You Are Not a Talent Agent (So Why Do You Work Like One?)
The CAA Way
I’m currently reading Michael Ovitz’s engaging new memoir. Even if you don’t know Ovitz, you definitely know his clients’ work. He’s the super-agent who co-founded the domineering CAA talent agency, and during the 1980s and 90’s become one of the most powerful figures in Hollywood.
In his memoir, Ovitz emphasizes the importance of communication in the talent business. For a talent agent, he notes, your time is one of the primary resources you have to offer, so to succeed in this field, you have to constantly talk to clients, potential clients, ex-clients you might want back, and all the assorted figures in the entertainment world orbit who might have information helpful to your clients.
One of the cardinal rules during the early years of CAA was that you always returned every call the same day. Ovitz personally exemplified this rule. He would start making calls as soon as he woke up and continue making calls until right before he went to bed. He would make hundreds of calls every day.
The importance of these touches were so important that he had a small sign that read “communicate” placed on every phone in the I. M. Pei-designed CAA headquarters.
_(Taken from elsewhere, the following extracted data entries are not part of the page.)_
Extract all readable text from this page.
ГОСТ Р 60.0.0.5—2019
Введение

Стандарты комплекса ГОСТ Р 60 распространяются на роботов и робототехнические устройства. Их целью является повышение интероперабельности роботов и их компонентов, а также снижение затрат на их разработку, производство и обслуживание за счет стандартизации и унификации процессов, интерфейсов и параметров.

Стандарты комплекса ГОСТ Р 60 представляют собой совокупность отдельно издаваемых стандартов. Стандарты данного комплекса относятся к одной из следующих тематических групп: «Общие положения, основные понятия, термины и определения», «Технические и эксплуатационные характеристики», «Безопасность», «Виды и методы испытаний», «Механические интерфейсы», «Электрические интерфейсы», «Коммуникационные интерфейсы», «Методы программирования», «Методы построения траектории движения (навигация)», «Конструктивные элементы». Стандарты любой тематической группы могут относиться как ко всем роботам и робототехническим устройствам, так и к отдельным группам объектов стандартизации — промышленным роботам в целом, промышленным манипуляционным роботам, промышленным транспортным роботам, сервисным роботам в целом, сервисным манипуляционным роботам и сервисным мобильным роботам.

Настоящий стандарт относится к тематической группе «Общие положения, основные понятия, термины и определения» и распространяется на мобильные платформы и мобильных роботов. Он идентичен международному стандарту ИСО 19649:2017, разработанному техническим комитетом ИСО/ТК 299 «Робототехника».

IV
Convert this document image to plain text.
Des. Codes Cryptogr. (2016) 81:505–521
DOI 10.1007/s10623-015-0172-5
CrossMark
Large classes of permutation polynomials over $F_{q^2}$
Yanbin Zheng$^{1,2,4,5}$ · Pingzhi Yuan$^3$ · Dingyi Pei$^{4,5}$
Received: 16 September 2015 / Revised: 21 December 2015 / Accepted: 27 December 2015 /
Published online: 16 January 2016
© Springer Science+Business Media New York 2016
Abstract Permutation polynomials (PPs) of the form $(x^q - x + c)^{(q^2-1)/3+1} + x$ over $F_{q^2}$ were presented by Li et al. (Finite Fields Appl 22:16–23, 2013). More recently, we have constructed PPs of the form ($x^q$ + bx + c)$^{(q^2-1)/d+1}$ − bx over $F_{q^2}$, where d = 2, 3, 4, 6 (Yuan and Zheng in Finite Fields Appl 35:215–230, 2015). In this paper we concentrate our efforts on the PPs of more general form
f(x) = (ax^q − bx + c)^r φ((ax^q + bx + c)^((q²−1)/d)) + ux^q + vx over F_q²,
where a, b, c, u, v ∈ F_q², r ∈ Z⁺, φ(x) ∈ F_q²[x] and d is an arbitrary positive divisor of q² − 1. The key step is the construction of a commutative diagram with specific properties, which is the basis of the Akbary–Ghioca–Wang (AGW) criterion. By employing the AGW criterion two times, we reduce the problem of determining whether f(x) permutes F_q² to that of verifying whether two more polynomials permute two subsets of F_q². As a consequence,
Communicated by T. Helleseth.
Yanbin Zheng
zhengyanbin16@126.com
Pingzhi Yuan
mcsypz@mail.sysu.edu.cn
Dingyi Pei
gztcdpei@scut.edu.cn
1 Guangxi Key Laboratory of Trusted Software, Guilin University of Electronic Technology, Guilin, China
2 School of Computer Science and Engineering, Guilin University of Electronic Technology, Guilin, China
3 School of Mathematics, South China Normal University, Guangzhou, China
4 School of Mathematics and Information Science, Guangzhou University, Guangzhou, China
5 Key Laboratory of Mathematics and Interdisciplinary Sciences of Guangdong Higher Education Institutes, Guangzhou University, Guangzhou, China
Here’s what struck me as I read about this: in the late 1970s, when Ovitz was helping CAA gain a toehold in the entertainment industry, the need to be constantly communicating was an artificial and unnatural behavior — something that had to be purposefully instilled and enforced in his agents.
Today, by contrast, almost every knowledge worker acts like a CAA agent. We may have replaced telephones with email and instant messenger, but the underlying behavior is the same: a constant whirring of contact from when we first wake up to right before we go to bed.
The problem, of course, is that most knowledge workers are not CAA agents. Indeed, for most knowledge workers, constant communication probably makes them worse at doing the thing they supposedly do best.
Viewed with some objective distance, this is a puzzling development.
I can’t help but wonder when some new Michael Ovitz-style figure will arise, in a sector like computer programming or academia where unbroken concentration unambiguously produces value, and once again help drive his or her organization to immense success by putting small signs on each employee’s desk — except this time, they’ll read: “think, don’t talk.”